Volcano Activity Updates

Kīlauea volcano is erupting. Its USGS Volcano Alert level is at WATCH.

Over the past week, lava has continued to erupt from the western vent within Halemaʻumaʻu crater in Hawai‘i Volcanoes National Park. Sulfur dioxide emission rates remain elevated and were last measured at approximately 600 tonnes per day (t/d) on November 9. Seismicity is elevated but stable, with few earthquakes and ongoing volcanic tremor. Over the past week, summit tiltmeters recorded two deflation-inflation (DI) events.

Mauna Loa is not erupting and remains at Volcano Alert Level ADVISORY. This alert level does not mean that an eruption is imminent or that progression to an eruption from the current level of unrest is certain.  
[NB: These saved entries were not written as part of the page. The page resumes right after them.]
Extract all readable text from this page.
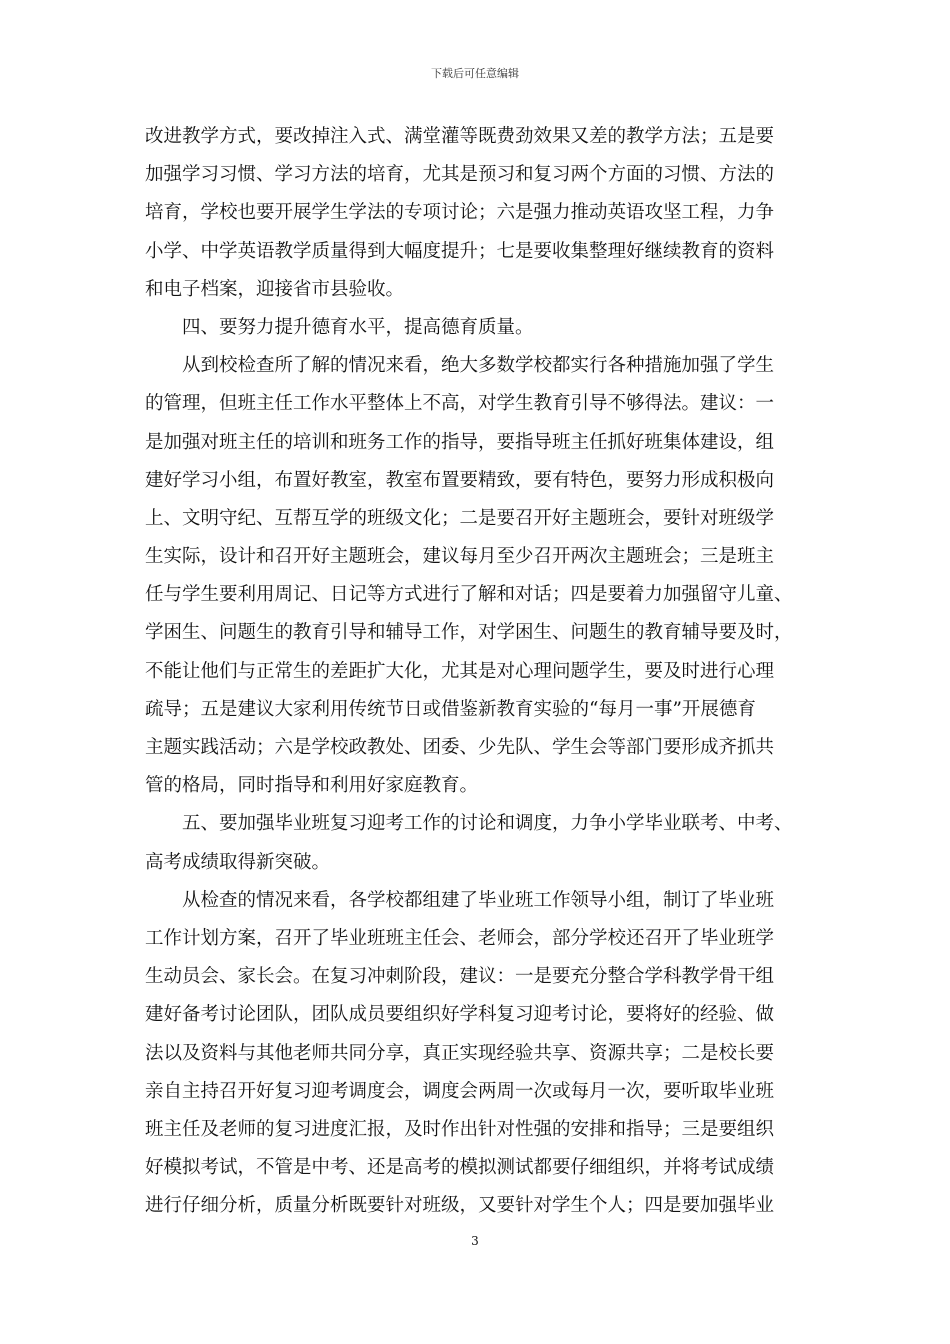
下载后可任意编辑
改进教学方式，要改掉注入式、满堂灌等既费劲效果又差的教学方法；五是要
加强学习习惯、学习方法的培育，尤其是预习和复习两个方面的习惯、方法的
培育，学校也要开展学生学法的专项讨论；六是强力推动英语攻坚工程，力争
小学、中学英语教学质量得到大幅度提升；七是要收集整理好继续教育的资料
和电子档案，迎接省市县验收。
四、要努力提升德育水平，提高德育质量。
从到校检查所了解的情况来看，绝大多数学校都实行各种措施加强了学生
的管理，但班主任工作水平整体上不高，对学生教育引导不够得法。建议：一
是加强对班主任的培训和班务工作的指导，要指导班主任抓好班集体建设，组
建好学习小组，布置好教室，教室布置要精致，要有特色，要努力形成积极向
上、文明守纪、互帮互学的班级文化；二是要召开好主题班会，要针对班级学
生实际，设计和召开好主题班会，建议每月至少召开两次主题班会；三是班主
任与学生要利用周记、日记等方式进行了解和对话；四是要着力加强留守儿童、
学困生、问题生的教育引导和辅导工作，对学困生、问题生的教育辅导要及时，
不能让他们与正常生的差距扩大化，尤其是对心理问题学生，要及时进行心理
疏导；五是建议大家利用传统节日或借鉴新教育实验的“每月一事”开展德育
主题实践活动；六是学校政教处、团委、少先队、学生会等部门要形成齐抓共
管的格局，同时指导和利用好家庭教育。
五、要加强毕业班复习迎考工作的讨论和调度，力争小学毕业联考、中考、
高考成绩取得新突破。
从检查的情况来看，各学校都组建了毕业班工作领导小组，制订了毕业班
工作计划方案，召开了毕业班班主任会、老师会，部分学校还召开了毕业班学
生动员会、家长会。在复习冲刺阶段，建议：一是要充分整合学科教学骨干组
建好备考讨论团队，团队成员要组织好学科复习迎考讨论，要将好的经验、做
法以及资料与其他老师共同分享，真正实现经验共享、资源共享；二是校长要
亲自主持召开好复习迎考调度会，调度会两周一次或每月一次，要听取毕业班
班主任及老师的复习进度汇报，及时作出针对性强的安排和指导；三是要组织
好模拟考试，不管是中考、还是高考的模拟测试都要仔细组织，并将考试成绩
进行仔细分析，质量分析既要针对班级，又要针对学生个人；四是要加强毕业
3
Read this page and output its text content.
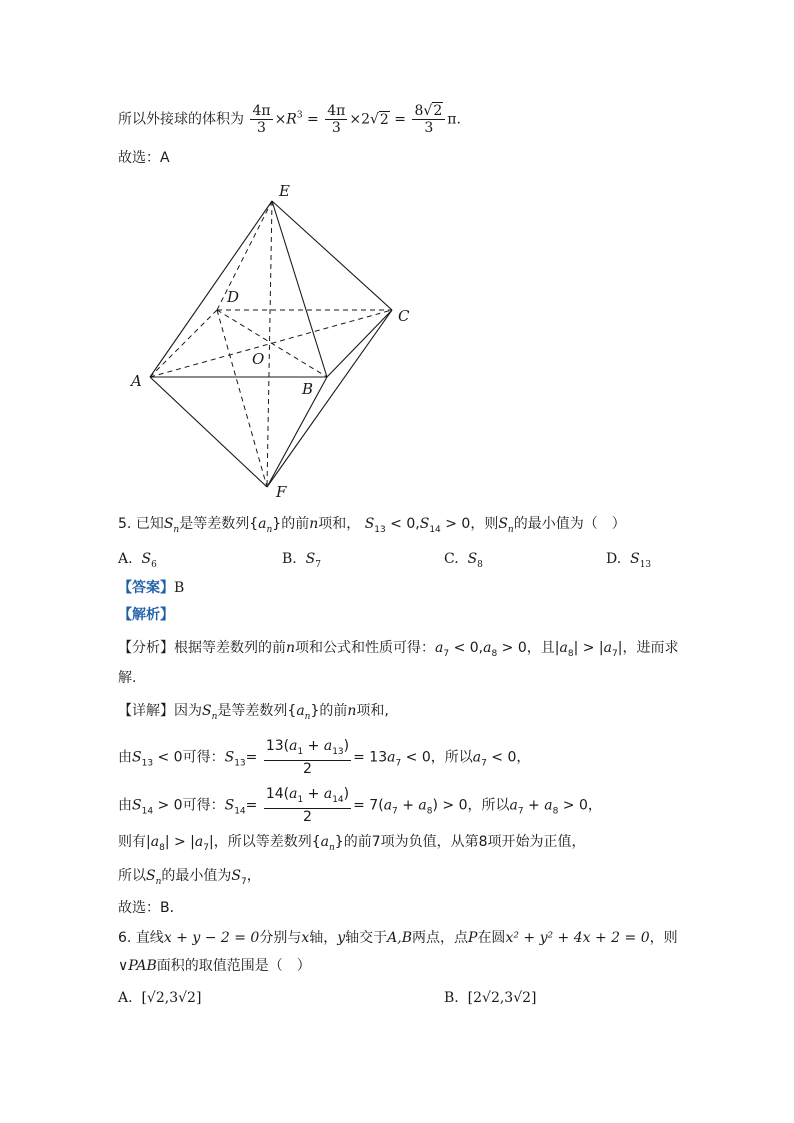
所以外接球的体积为 $\frac{4\pi}{3} \times R^3 = \frac{4\pi}{3} \times 2√2 = \frac{8√2}{3} \pi$.
故选：A
E
D
C
O
A	B
F
5. 已知$S_n$是等差数列$\{a_n\}$的前n项和， $S_{13} < 0,S_{14} > 0$，则$S_n$的最小值为（　）
A. $S_6$	B. $S_7$	C. $S_8$	D. $S_{13}$
【答案】B
【解析】
【分析】根据等差数列的前n项和公式和性质可得：$a_7 < 0,a_8 > 0$，且$|a_8| > |a_7|$，进而求
解.
【详解】因为$S_n$是等差数列$\{a_n\}$的前n项和,
由$S_{13} < 0$可得：$S_{13}= \frac{13(a_1 + a_{13})}{2} = 13a_7 < 0$，所以$a_7 < 0$，
由$S_{14} > 0$可得：$S_{14}= \frac{14(a_1 + a_{14})}{2} = 7(a_7 + a_8) > 0$，所以$a_7 + a_8 > 0$，
则有$|a_8| > |a_7|$，所以等差数列$\{a_n\}$的前7项为负值，从第8项开始为正值，
所以$S_n$的最小值为$S_7$，
故选：B．
6. 直线x + y − 2 = 0分别与x轴，y轴交于A,B两点，点P在圆x² + y² + 4x + 2 = 0，则
∨PAB面积的取值范围是（　）
A. [√2,3√2]	B. [2√2,3√2]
This past week, about 300 small-magnitude earthquakes were recorded below the summit and upper elevation flanks of Mauna Loa—the majority of these occurred at shallow depths less than 15 kilometers (9 miles) below sea level. Global Positioning System (GPS) measurements show continued ground deformation consistent with inflation of a magma chamber beneath the summit. Gas concentrations and fumarole temperatures at both the summit and at Sulphur Cone on the Southwest Rift Zone have remained stable over the past week. Webcams show no changes to the landscape.
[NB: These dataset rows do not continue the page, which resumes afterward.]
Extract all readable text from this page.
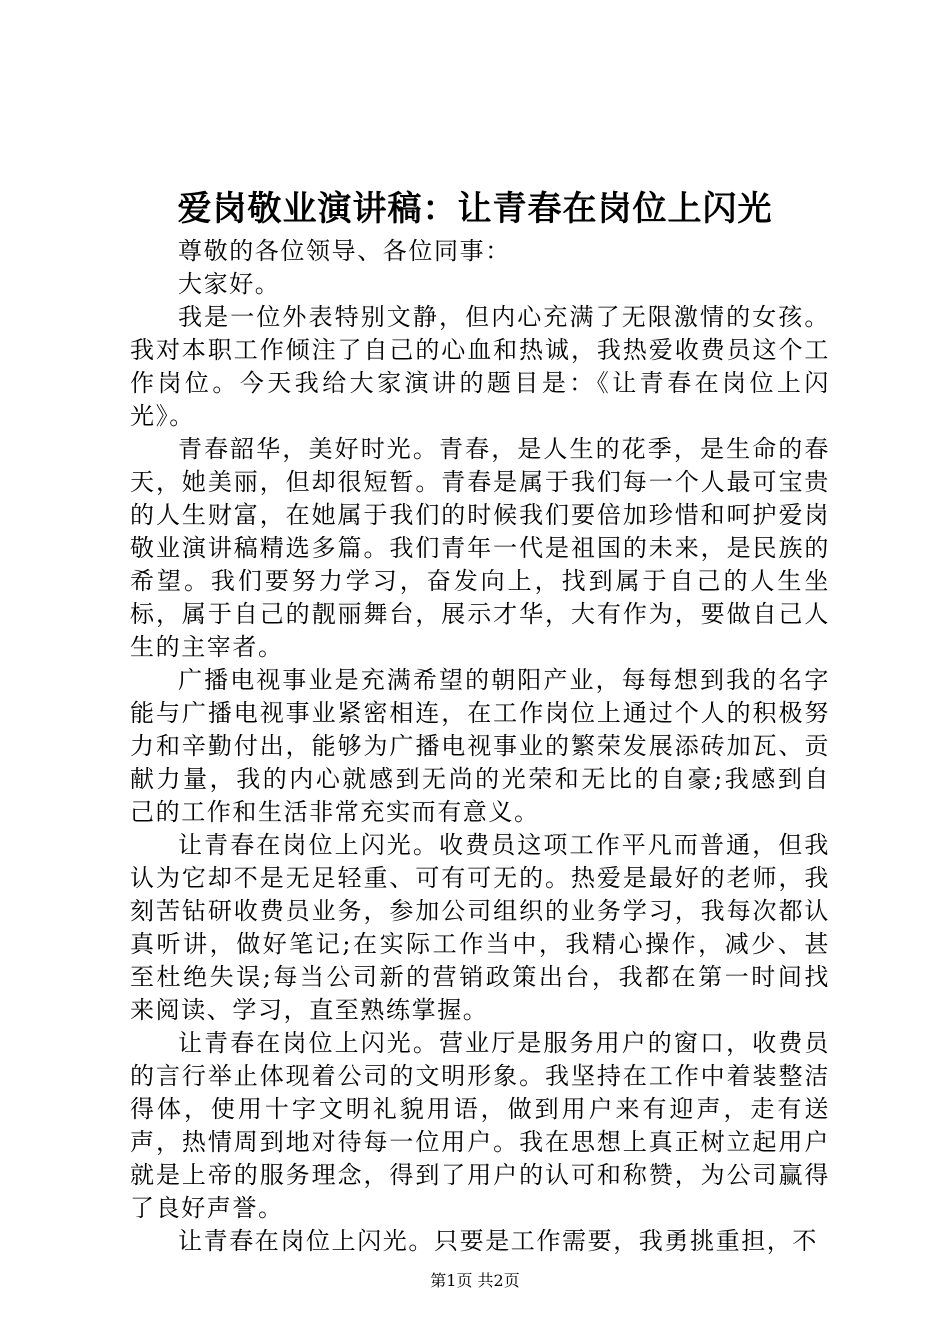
爱岗敬业演讲稿：让青春在岗位上闪光

尊敬的各位领导、各位同事：

大家好。

我是一位外表特别文静，但内心充满了无限激情的女孩。我对本职工作倾注了自己的心血和热诚，我热爱收费员这个工作岗位。今天我给大家演讲的题目是：《让青春在岗位上闪光》。

青春韶华，美好时光。青春，是人生的花季，是生命的春天，她美丽，但却很短暂。青春是属于我们每一个人最可宝贵的人生财富，在她属于我们的时候我们要倍加珍惜和呵护爱岗敬业演讲稿精选多篇。我们青年一代是祖国的未来，是民族的希望。我们要努力学习，奋发向上，找到属于自己的人生坐标，属于自己的靓丽舞台，展示才华，大有作为，要做自己人生的主宰者。

广播电视事业是充满希望的朝阳产业，每每想到我的名字能与广播电视事业紧密相连，在工作岗位上通过个人的积极努力和辛勤付出，能够为广播电视事业的繁荣发展添砖加瓦、贡献力量，我的内心就感到无尚的光荣和无比的自豪;我感到自己的工作和生活非常充实而有意义。

让青春在岗位上闪光。收费员这项工作平凡而普通，但我认为它却不是无足轻重、可有可无的。热爱是最好的老师，我刻苦钻研收费员业务，参加公司组织的业务学习，我每次都认真听讲，做好笔记;在实际工作当中，我精心操作，减少、甚至杜绝失误;每当公司新的营销政策出台，我都在第一时间找来阅读、学习，直至熟练掌握。

让青春在岗位上闪光。营业厅是服务用户的窗口，收费员的言行举止体现着公司的文明形象。我坚持在工作中着装整洁得体，使用十字文明礼貌用语，做到用户来有迎声，走有送声，热情周到地对待每一位用户。我在思想上真正树立起用户就是上帝的服务理念，得到了用户的认可和称赞，为公司赢得了良好声誉。

让青春在岗位上闪光。只要是工作需要，我勇挑重担，不

第1页 共2页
There were 5 events with 3 or more felt reports in the Hawaiian Islands during the past week: a M3.6 earthquake 21 km (13 mi) E of Honaunau-Napoopoo at 2 km (1 mi) depth on Nov. 9 at 6:21 p.m. HST, a M2.7 earthquake 7 km (4 mi) SW of Kahaluu-Keauhou at 2 km (1 mi) depth on Nov. 8 at 5:08 a.m. HST, a M2.8 earthquake 9 km (5 mi) E of Pāhala at 32 km (20 mi) depth on Nov. 5 at 3:54 p.m. HST, a M2.9 earthquake 3 km (1 mi) SW of Pāhala at 36 km (22 mi) depth on Nov. 4 at 11:46 p.m. HST, and a M3.7 earthquake 21 km (13 mi) ENE of Honaunau-Napoopoo at 3 km (2 mi) depth on Nov. 3 at 9:43 p.m. HST.

HVO continues to closely monitor Kīlauea’s ongoing eruption and Mauna Loa for any signs of increased activity.